I've done some web searches and see that there's a "lispfunction" concept in .NET that might help.  Unfortunately, I'm not the programmer.  We may try going this route first.

Message 5 of 8
paul.ashley
in reply to: dgorsman

"Rather than defining a command in .NET and calling it as (command "MYCOMMAND"), consider defining a LISP function and calling it as (myCommand arg1 arg2...)."

 

I'm not sure what you mean by this.

Message 6 of 8
khoa.ho
in reply to: paul.ashley

I did a test with LispFunction to define a LISP function instead of a .NET method and saw it solved the problem of AutoLISP concurrency. Thank you for your hint!

Now you can run a single LISP file with those commands:

(Prefix); sets a layer name prefix
(layer_m "TEXTL") ; creates layer name in quotes with a prefix added
(layer_m "MEDM")
(layer_m "LITE")

.NET command does not work well with LISP functions whenever a user input is required in the AutoCAD Editor, it will let all following LISP functions behind this .NET command to run through. So just use all LISP functions will fix the issue.

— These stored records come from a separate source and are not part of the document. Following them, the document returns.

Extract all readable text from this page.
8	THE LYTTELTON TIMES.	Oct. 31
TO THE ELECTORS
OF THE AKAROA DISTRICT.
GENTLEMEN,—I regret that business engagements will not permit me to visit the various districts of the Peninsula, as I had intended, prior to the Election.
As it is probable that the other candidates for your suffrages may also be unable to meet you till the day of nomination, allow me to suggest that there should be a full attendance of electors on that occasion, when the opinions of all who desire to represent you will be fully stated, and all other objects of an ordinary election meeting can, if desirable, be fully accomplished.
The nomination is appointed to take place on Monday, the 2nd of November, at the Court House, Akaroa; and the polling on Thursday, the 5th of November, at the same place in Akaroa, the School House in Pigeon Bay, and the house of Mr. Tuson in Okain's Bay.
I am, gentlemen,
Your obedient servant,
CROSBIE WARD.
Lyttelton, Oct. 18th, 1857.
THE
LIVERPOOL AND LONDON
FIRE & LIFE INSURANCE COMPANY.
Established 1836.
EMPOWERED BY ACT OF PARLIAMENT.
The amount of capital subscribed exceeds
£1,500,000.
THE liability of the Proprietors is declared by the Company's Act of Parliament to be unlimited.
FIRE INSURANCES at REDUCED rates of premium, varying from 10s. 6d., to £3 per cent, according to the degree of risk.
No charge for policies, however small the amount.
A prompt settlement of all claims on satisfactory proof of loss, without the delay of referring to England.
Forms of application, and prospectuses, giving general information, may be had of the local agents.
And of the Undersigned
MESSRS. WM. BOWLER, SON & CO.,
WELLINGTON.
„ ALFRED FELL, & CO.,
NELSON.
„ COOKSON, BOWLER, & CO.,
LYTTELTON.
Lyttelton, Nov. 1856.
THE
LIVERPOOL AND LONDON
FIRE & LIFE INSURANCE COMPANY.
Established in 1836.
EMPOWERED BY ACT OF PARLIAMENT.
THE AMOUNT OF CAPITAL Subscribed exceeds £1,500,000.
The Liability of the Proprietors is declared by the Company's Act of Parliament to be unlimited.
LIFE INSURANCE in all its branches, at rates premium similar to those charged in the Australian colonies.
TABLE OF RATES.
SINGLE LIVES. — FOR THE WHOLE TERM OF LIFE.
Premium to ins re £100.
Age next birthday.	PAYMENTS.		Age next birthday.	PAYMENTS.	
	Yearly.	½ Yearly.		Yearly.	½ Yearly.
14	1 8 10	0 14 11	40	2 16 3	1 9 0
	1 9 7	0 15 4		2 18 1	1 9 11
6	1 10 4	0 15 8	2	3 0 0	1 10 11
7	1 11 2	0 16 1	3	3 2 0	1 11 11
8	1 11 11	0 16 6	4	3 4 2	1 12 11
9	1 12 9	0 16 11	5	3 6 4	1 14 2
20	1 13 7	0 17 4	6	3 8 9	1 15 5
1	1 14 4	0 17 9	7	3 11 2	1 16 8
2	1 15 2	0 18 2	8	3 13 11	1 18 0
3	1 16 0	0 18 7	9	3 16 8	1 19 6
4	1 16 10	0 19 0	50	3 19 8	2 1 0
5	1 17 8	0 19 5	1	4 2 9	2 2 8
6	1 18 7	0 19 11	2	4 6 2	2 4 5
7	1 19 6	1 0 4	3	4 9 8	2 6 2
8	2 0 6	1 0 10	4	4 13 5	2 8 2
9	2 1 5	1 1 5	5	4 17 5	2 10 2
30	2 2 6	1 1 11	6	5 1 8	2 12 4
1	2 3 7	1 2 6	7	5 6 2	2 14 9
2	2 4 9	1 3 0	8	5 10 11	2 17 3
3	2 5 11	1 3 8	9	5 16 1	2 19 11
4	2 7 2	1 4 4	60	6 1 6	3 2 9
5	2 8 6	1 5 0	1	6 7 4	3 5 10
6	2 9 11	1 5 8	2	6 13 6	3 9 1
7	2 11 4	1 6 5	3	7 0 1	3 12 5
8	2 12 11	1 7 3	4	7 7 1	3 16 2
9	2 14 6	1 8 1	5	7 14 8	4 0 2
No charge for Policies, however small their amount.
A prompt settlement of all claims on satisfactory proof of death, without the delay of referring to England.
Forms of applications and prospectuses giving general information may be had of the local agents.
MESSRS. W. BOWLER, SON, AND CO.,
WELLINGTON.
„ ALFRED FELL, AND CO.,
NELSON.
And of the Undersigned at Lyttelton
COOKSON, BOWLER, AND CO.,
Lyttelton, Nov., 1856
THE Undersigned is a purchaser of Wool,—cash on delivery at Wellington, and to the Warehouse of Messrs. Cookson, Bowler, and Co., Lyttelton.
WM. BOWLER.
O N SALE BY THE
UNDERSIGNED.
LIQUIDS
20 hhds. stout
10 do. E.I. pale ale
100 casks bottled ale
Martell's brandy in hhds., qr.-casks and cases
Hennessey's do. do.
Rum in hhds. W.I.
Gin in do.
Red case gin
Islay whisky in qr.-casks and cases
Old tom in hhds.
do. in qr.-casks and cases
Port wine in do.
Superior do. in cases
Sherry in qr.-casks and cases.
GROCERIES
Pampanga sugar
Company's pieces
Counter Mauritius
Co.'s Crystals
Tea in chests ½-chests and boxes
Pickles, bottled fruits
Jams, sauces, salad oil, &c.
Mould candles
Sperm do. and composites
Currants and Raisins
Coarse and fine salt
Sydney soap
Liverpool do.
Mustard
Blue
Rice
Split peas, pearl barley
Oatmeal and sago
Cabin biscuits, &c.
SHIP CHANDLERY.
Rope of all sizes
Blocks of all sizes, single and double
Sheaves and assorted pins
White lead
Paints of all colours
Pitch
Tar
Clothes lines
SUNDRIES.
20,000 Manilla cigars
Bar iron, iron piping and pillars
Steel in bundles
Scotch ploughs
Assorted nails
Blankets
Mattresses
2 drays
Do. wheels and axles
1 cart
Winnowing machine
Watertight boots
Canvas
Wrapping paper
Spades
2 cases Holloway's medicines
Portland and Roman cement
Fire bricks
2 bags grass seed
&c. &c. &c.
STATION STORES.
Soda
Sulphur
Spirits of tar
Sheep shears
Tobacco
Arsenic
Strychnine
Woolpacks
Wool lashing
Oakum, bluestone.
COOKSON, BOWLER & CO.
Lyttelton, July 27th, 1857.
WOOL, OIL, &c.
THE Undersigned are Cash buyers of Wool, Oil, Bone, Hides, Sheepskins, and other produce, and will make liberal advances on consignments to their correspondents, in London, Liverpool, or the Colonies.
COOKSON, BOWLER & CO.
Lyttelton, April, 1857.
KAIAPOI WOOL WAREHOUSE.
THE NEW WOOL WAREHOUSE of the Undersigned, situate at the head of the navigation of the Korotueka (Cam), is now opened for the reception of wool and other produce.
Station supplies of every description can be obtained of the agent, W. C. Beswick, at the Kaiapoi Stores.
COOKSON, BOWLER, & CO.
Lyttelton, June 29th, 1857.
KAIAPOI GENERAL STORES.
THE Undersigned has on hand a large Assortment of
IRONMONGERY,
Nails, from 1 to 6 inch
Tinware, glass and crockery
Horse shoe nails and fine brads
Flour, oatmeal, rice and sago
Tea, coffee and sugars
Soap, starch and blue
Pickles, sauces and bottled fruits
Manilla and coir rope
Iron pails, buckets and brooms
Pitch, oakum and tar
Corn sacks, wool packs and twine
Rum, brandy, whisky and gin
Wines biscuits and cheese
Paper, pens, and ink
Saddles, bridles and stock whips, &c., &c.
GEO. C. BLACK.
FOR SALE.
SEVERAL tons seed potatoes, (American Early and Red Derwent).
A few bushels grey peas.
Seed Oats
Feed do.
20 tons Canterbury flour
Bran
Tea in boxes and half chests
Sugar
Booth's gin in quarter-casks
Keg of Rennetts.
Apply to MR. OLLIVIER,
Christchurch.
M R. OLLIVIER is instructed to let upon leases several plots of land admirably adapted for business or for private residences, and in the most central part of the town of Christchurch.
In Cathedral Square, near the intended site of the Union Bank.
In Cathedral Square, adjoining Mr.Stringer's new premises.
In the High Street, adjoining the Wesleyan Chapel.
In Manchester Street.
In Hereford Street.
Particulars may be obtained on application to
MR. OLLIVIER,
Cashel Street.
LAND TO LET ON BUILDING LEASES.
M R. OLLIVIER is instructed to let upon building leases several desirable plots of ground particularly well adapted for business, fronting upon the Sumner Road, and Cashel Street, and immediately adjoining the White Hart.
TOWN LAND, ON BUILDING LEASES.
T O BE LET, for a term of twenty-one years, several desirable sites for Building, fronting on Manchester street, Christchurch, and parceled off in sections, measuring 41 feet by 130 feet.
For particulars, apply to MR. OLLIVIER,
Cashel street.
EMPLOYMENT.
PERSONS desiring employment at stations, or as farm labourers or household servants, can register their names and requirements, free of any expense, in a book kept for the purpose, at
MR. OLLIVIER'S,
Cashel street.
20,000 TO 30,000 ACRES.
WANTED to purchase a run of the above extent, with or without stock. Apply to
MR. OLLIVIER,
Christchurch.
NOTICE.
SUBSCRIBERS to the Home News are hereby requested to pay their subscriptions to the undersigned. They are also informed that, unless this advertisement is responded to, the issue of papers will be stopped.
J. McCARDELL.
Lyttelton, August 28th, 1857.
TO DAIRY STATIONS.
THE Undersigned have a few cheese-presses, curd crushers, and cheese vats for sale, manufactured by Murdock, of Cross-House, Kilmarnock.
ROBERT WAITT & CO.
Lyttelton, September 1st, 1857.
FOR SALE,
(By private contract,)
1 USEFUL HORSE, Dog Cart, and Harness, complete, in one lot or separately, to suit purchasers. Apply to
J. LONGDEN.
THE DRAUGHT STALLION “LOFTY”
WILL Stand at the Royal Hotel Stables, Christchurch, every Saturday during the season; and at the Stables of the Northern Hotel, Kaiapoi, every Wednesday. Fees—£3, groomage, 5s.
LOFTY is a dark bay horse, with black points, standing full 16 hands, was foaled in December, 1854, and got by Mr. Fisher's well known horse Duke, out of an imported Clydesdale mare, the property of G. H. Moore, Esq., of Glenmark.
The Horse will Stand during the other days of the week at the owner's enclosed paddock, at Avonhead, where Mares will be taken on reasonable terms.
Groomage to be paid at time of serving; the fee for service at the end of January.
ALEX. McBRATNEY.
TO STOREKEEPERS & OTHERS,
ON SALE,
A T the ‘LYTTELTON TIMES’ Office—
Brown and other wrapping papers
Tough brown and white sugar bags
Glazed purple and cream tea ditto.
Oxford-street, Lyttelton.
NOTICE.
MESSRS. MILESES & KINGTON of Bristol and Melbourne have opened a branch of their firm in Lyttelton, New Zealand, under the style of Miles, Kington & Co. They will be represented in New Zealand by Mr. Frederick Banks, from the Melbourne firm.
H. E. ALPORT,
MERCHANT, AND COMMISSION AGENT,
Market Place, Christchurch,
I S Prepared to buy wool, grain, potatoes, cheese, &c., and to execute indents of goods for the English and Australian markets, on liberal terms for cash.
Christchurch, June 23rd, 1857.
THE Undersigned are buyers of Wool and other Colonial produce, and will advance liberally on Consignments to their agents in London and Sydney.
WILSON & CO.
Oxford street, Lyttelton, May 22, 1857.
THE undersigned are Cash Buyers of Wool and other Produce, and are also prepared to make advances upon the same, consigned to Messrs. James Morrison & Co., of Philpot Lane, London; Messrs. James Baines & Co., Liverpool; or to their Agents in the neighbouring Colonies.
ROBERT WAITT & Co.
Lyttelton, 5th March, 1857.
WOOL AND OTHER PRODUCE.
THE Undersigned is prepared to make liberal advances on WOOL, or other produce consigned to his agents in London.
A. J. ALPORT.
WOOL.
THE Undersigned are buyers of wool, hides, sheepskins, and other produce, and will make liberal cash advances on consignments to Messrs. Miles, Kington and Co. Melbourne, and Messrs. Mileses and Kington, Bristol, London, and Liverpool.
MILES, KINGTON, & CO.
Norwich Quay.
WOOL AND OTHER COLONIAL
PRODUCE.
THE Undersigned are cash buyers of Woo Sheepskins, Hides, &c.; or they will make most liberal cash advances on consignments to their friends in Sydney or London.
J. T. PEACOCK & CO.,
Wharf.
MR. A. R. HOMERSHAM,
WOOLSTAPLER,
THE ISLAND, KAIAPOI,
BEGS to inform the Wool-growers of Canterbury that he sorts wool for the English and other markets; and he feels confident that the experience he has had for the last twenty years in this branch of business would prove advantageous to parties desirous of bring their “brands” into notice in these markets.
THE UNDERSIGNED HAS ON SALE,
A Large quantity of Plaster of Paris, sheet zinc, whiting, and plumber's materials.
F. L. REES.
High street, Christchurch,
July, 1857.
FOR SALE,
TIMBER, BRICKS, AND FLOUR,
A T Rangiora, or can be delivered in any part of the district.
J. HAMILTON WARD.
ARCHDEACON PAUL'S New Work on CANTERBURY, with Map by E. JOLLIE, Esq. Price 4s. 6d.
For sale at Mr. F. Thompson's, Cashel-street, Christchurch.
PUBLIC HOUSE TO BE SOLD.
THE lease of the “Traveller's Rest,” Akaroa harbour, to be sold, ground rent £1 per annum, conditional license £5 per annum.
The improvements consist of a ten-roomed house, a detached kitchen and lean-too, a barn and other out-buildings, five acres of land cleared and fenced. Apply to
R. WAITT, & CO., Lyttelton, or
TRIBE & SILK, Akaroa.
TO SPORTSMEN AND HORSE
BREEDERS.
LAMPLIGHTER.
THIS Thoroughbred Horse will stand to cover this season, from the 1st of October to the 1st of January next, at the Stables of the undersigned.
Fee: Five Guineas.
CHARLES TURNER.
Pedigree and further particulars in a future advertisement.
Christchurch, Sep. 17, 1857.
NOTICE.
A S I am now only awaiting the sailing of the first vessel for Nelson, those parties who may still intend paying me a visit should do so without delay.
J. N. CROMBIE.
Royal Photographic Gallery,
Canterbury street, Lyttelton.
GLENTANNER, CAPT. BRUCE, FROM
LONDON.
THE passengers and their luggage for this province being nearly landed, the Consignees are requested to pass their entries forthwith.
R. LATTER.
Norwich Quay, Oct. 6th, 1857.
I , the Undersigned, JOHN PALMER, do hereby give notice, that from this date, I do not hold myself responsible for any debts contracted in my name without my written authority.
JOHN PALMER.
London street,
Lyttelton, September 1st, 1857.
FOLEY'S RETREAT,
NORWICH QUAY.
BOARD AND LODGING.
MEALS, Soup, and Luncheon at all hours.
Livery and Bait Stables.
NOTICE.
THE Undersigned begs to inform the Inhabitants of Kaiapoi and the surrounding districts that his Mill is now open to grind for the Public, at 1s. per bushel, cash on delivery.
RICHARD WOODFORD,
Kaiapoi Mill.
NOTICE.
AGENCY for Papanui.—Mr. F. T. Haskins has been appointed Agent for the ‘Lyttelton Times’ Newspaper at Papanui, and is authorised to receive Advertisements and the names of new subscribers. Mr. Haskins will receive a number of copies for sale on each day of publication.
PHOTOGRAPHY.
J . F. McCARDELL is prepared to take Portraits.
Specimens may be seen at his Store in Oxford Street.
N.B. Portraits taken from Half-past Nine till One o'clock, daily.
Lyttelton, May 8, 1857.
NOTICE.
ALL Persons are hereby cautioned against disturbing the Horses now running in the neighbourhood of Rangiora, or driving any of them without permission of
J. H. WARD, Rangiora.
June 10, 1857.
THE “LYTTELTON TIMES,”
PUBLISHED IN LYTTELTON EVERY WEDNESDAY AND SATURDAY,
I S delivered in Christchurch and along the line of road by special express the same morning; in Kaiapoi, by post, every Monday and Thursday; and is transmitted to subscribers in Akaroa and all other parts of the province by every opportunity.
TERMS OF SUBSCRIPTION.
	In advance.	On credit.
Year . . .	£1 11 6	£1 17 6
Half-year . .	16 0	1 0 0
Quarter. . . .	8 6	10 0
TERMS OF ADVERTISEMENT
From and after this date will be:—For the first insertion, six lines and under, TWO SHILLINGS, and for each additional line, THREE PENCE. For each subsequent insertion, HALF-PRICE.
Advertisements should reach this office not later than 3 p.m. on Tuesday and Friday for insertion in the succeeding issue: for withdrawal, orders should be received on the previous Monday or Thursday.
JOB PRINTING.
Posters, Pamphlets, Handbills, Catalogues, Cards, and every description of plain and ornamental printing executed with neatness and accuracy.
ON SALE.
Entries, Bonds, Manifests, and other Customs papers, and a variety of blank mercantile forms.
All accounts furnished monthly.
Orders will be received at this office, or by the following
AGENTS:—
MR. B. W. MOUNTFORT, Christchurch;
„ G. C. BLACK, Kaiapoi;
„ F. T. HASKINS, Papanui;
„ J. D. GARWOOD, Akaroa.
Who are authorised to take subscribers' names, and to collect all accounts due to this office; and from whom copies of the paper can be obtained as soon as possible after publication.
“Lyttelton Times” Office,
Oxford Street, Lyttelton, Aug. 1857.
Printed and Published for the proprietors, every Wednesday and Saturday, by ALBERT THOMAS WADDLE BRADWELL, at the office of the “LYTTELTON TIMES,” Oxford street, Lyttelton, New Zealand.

To convert a .NET command to a LISP function, we need to use the following template:

[CommandMethod("Prefix")]
public static void PrefixCommand()
{
    // Implementation
}

[LispFunction("Prefix")]
public static ResultBuffer PrefixCommand(ResultBuffer buffer)
{
    var result = new ResultBuffer
        {
            new TypedValue()
        };
    // Implementation
    return result;
}

-Khoa

Message 7 of 8
paul.ashley
in reply to: khoa.ho

Khoa, thanks for trying this out.  I'll pass it along to my programmers, who yesterday told me they'd done this before in some instances.

Message 8 of 8
khoa.ho
in reply to: paul.ashley

No problem Paul. Please let me know if all LISP functions may help.